Bitcoin Cash
Bitcoin Cash is a Bitcoin hard fork with the aim of building toward Bitcoin as a “peer-to-peer electronic cash system.”
It views cost-efficient peer-to-peer transactions as the core value proposition of the network and is dedicated to increasing block sizes (relative to Bitcoin) and on-chain transaction throughput in pursuit of this goal.
Background
Bitcoin Cash was born out of disagreements between the Bitcoin community over its ability to scale. When Satoshi Nakamoto developed the Bitcoin network, he limited Bitcoin’s block size to 1 megabyte to prevent people from spamming the network. In doing so, however, Nakamoto limited Bitcoin’s ability to scale. To solve the scaling issue, developer Pieter Wiulle proposed a solution known as segregated witness (SegWit). In short, SegWit is a process that increases the capacity of bitcoin blocks without changing their size limit by altering how the transaction data is stored. Members had differing views as to SegWit’s impact. Amid this back and forth, bitcoin developer Amaury Séchet decided to leave and create Bitcoin Cash along with American investor Roger Ver, Australian computer scientist Craig Wright, crypto mining company Bitmain and others.
Launch
BCH was officially launched in August 2017 and was distributed to bitcoin holders at a ratio of 1:1, meaning each bitcoin holder was entitled to receive one BCH token for each bitcoin held.
How does it work?
Bitcoin Cash users send and receive BCH on the blockchain by inputting the public-key information attached to each person’s digital wallet.
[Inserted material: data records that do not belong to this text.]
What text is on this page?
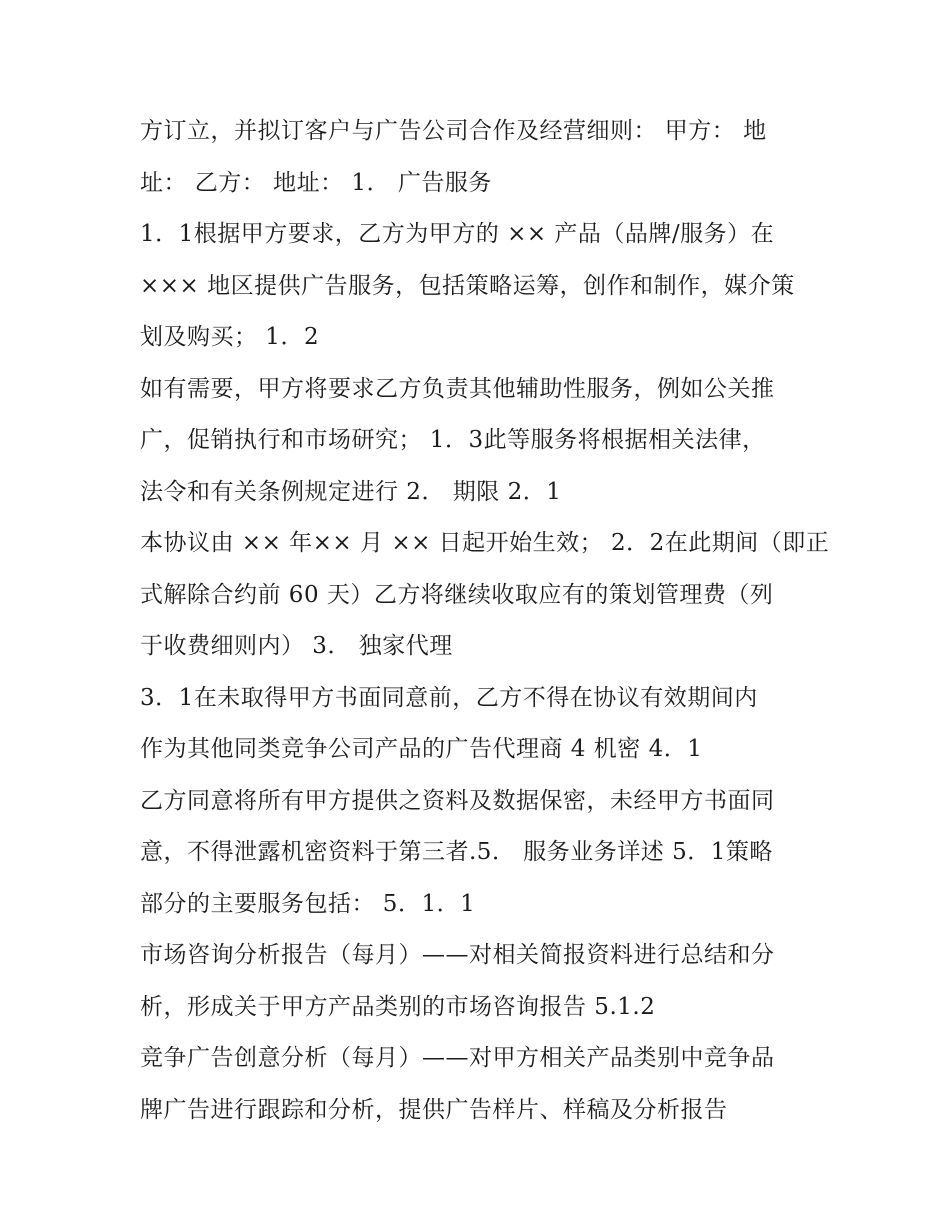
方订立，并拟订客户与广告公司合作及经营细则： 甲方： 地
址： 乙方： 地址： 1． 广告服务
1．1根据甲方要求，乙方为甲方的 ×× 产品（品牌/服务）在
××× 地区提供广告服务，包括策略运筹，创作和制作，媒介策
划及购买； 1．2
如有需要，甲方将要求乙方负责其他辅助性服务，例如公关推
广，促销执行和市场研究； 1．3此等服务将根据相关法律，
法令和有关条例规定进行 2． 期限 2．1
本协议由 ×× 年×× 月 ×× 日起开始生效； 2．2在此期间（即正
式解除合约前 60 天）乙方将继续收取应有的策划管理费（列
于收费细则内） 3． 独家代理
3．1在未取得甲方书面同意前，乙方不得在协议有效期间内
作为其他同类竞争公司产品的广告代理商 4 机密 4．1
乙方同意将所有甲方提供之资料及数据保密，未经甲方书面同
意，不得泄露机密资料于第三者.5． 服务业务详述 5．1策略
部分的主要服务包括： 5．1．1
市场咨询分析报告（每月）——对相关简报资料进行总结和分
析，形成关于甲方产品类别的市场咨询报告 5.1.2
竞争广告创意分析（每月）——对甲方相关产品类别中竞争品
牌广告进行跟踪和分析，提供广告样片、样稿及分析报告
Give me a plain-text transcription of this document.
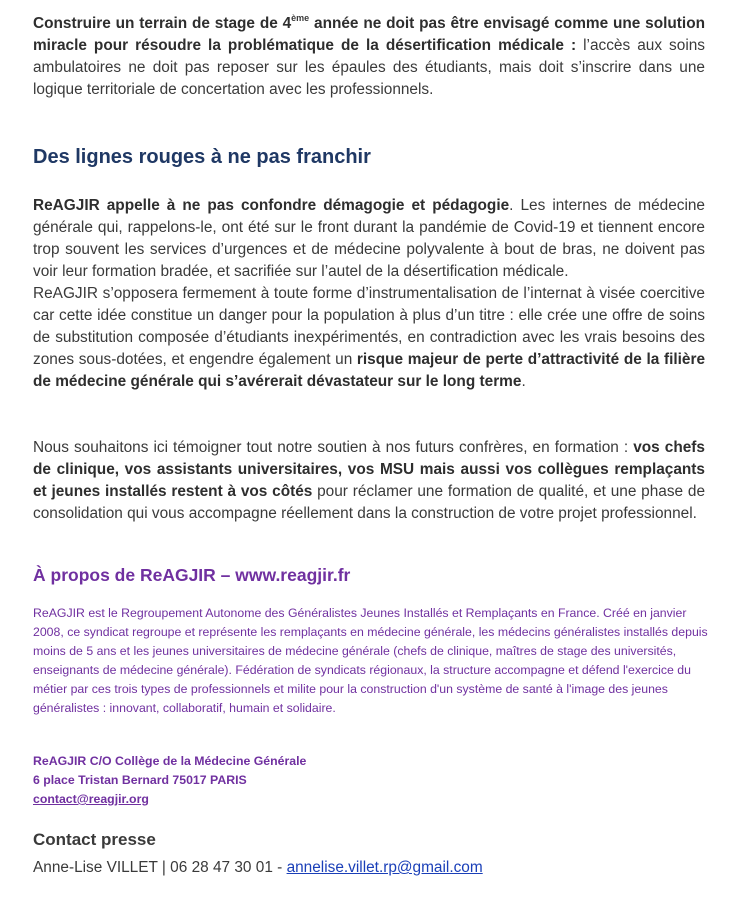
Construire un terrain de stage de 4ème année ne doit pas être envisagé comme une solution miracle pour résoudre la problématique de la désertification médicale : l’accès aux soins ambulatoires ne doit pas reposer sur les épaules des étudiants, mais doit s’inscrire dans une logique territoriale de concertation avec les professionnels.

Des lignes rouges à ne pas franchir

ReAGJIR appelle à ne pas confondre démagogie et pédagogie. Les internes de médecine générale qui, rappelons-le, ont été sur le front durant la pandémie de Covid-19 et tiennent encore trop souvent les services d’urgences et de médecine polyvalente à bout de bras, ne doivent pas voir leur formation bradée, et sacrifiée sur l’autel de la désertification médicale.

ReAGJIR s’opposera fermement à toute forme d’instrumentalisation de l’internat à visée coercitive car cette idée constitue un danger pour la population à plus d’un titre : elle crée une offre de soins de substitution composée d’étudiants inexpérimentés, en contradiction avec les vrais besoins des zones sous-dotées, et engendre également un risque majeur de perte d’attractivité de la filière de médecine générale qui s’avérerait dévastateur sur le long terme.

Nous souhaitons ici témoigner tout notre soutien à nos futurs confrères, en formation : vos chefs de clinique, vos assistants universitaires, vos MSU mais aussi vos collègues remplaçants et jeunes installés restent à vos côtés pour réclamer une formation de qualité, et une phase de consolidation qui vous accompagne réellement dans la construction de votre projet professionnel.

À propos de ReAGJIR – www.reagjir.fr

ReAGJIR est le Regroupement Autonome des Généralistes Jeunes Installés et Remplaçants en France. Créé en janvier 2008, ce syndicat regroupe et représente les remplaçants en médecine générale, les médecins généralistes installés depuis moins de 5 ans et les jeunes universitaires de médecine générale (chefs de clinique, maîtres de stage des universités, enseignants de médecine générale). Fédération de syndicats régionaux, la structure accompagne et défend l'exercice du métier par ces trois types de professionnels et milite pour la construction d'un système de santé à l'image des jeunes généralistes : innovant, collaboratif, humain et solidaire.

ReAGJIR C/O Collège de la Médecine Générale
6 place Tristan Bernard 75017 PARIS
contact@reagjir.org
Contact presse
Anne-Lise VILLET | 06 28 47 30 01 - annelise.villet.rp@gmail.com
BCH uses the proof-of-work consensus, in which miners compete against each other using specialized computer equipment to be the first to discover new blocks. One of the things that makes Bitcoin Cash different from Bitcoin is its “difficulty adjustment” for block mining. In order to ensure that blocks are being mined consistently, the Bitcoin software adjusts the difficulty factor of mining for every 2,016 blocks mined.